I forgive my mother for her anger. She did not understand either, so how could she comfort me, and in not knowing retreated into anger, frustrated by her own failure. I forgive her for that, for the failure, for the anger, for the not knowing. I forgive her for all the other times she fretted about how "touchy" I am, how sensitive. She could not know that this sensitivity, this touchiness, would be the foundation of the greatest joys in my life – this ability not only to think deeply but to feel things keenly as well. 

Which brings us to the telephone incident…a teeny tiny moment that was a massive rock in a huge lake, its ripples echoing down half a century in my head. It has taken me a full 54 years to understand why I have been so uncomfortable using the telephone, why in particular I have struggled to announce myself by name, hated the name even – and yes, I know 'hate' is a very strong word. 

The details of the incident don't need to be rehearsed here. I have already put them outside my self, shared what happened and the impact it had, I have lain it on the altar and started to understand all of the perspectives and to forgive all involved, including my four-year-old self and my growing-up self, getting older self who didn't know that she'd clung on to that tiny moment and buried it and allowed it to influence so much.

The important thing to understand here is that at soul-level, heart-level, personality-forming level, every moment has the potential to be felt keenly and cut deeply. Don't let anyone tell you, you have had it easy (we know how easy we have it, and the ways in which maybe we don't). Don't disown your pain, whatever its source – even if that source was an everyday incident that no-one else will remember, even if you can't believe that you let it get to you that much, if you did then you did, forgive yourself and then you can make whatever switches are needed.

I am not remotely suggesting that such events are traumatic in the sense we understand that word.
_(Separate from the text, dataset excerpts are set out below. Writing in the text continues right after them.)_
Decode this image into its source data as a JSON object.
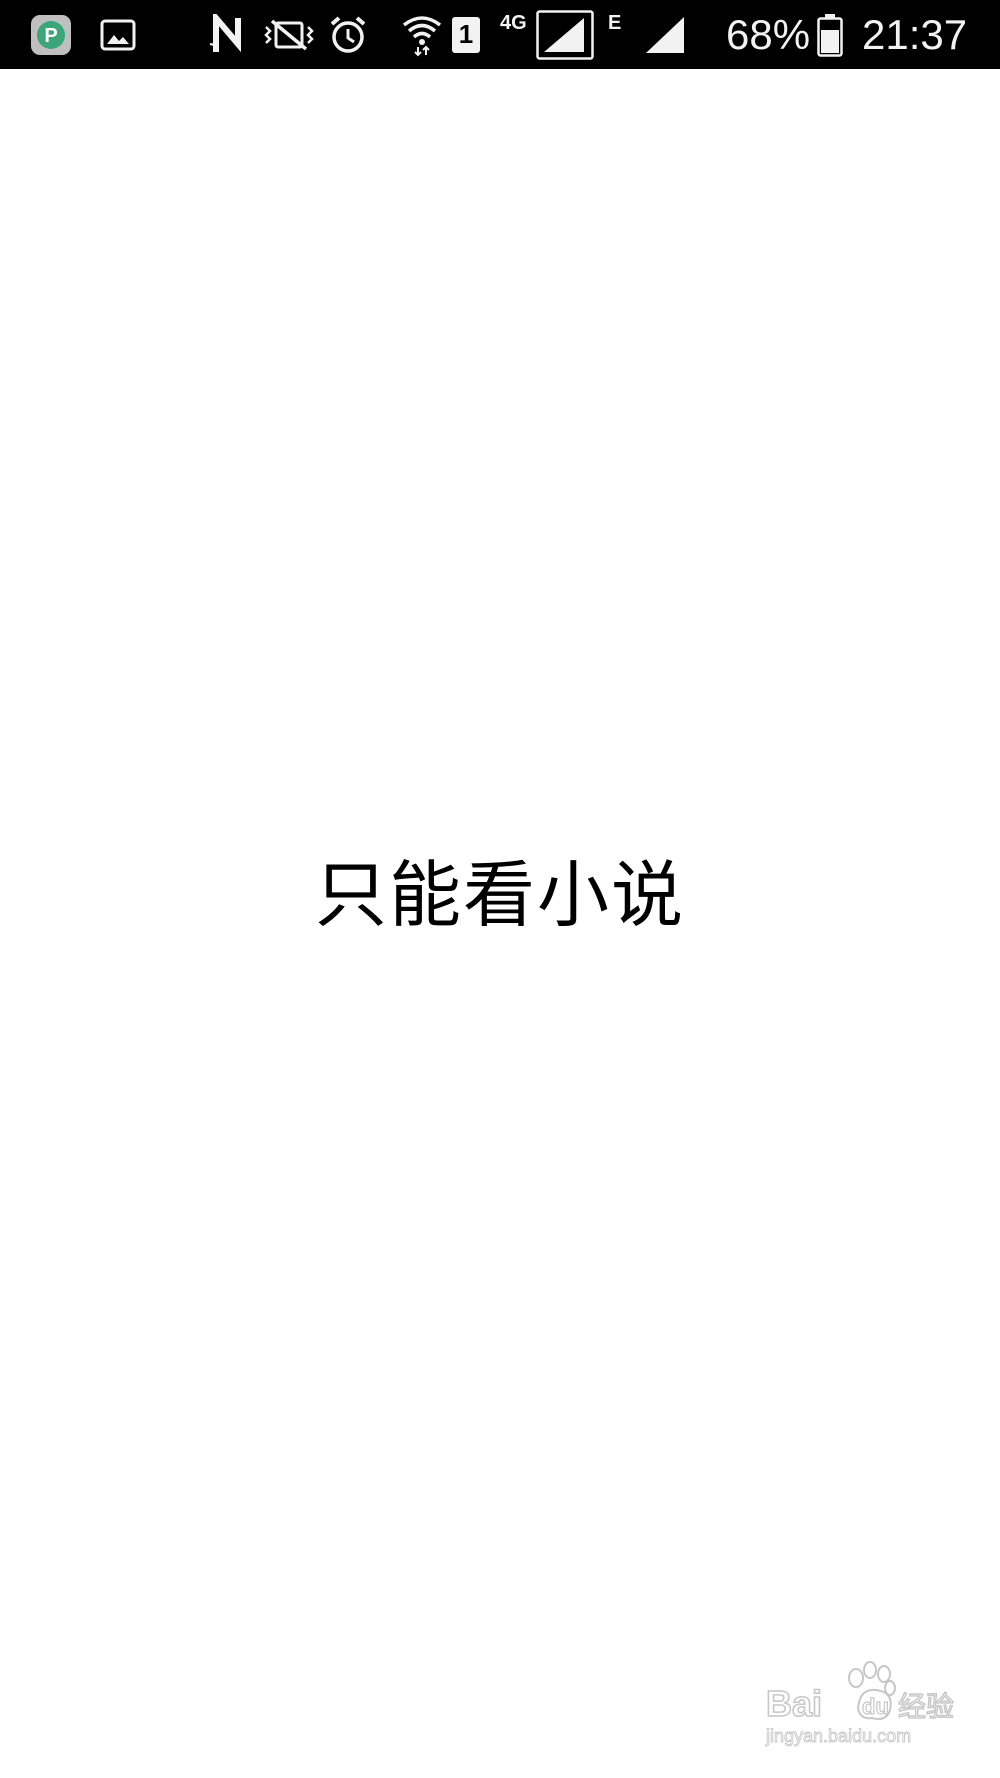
{
  "status_bar": {
    "icons": [
      "app-p-icon",
      "gallery-icon",
      "nfc-icon",
      "vibrate-mute-icon",
      "alarm-icon",
      "wifi-icon",
      "sim1-icon",
      "signal-4g-icon",
      "signal-e-icon"
    ],
    "network_4g": "4G",
    "network_e": "E",
    "sim_slot": "1",
    "app_icon_letter": "P",
    "battery_percent": "68%",
    "time": "21:37",
    "colors": {
      "background": "#000000",
      "foreground": "#f2f2f2",
      "app_icon": "#3aa67a"
    }
  },
  "main": {
    "message": "只能看小说"
  },
  "watermark": {
    "brand_latin_1": "Bai",
    "brand_latin_2": "du",
    "brand_cn": "经验",
    "url": "jingyan.baidu.com"
  }
}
I am not suggesting that they cause the kind of damage inflicted by physical, sexual, verbal, or emotional abuse. I am simply saying that hurt comes in all shapes, sizes and energy levels and it may be things that we don't realise we're holding that define the parameters of aspects of ourselves that we are uncomfortable with. Discovering them, joining the dots, understanding, compassion, forgiveness are our diverging points away from those aspects, so we can move more towards who we want to be. 

Sitting in that old moment and others similar ones I have come to a better understanding of my mother and why, for all the love I know was there, the relationship was never what I would call 'close'. Other family members have said that Mam was always the strong one. Strength, I now see, for her, meant holding your emotions in check. Doing what needed to be done. Keeping it together for the sale of the greater harmony. Keeping the peace. Least said, soonest mended. Those were two of her mantras.

So when sadness took a hold of her, when her compassion was too much, she would direct some of the power of it into anger. Anger is easier to control than heart-feelings. Anger she could restrain. 

I came from a different time and was born in a different mould. She was a child of the 30s & 40s when stoicism was perhaps more needed, certainly more valued. I was a child of the 60s and70s, when self-expression was the thing. She couldn't possibly have even considered the notion that what she saw as a weakness in her daughter would prove to be just a different kind of strength.

Does anyof this matter? Maybe only to me – but for me very much so. I now understand where two facets of my personality originate and I can reframe them. And as a result, I can raise my voice and reclaim my name. And after all, my mother gave me this name because she liked it.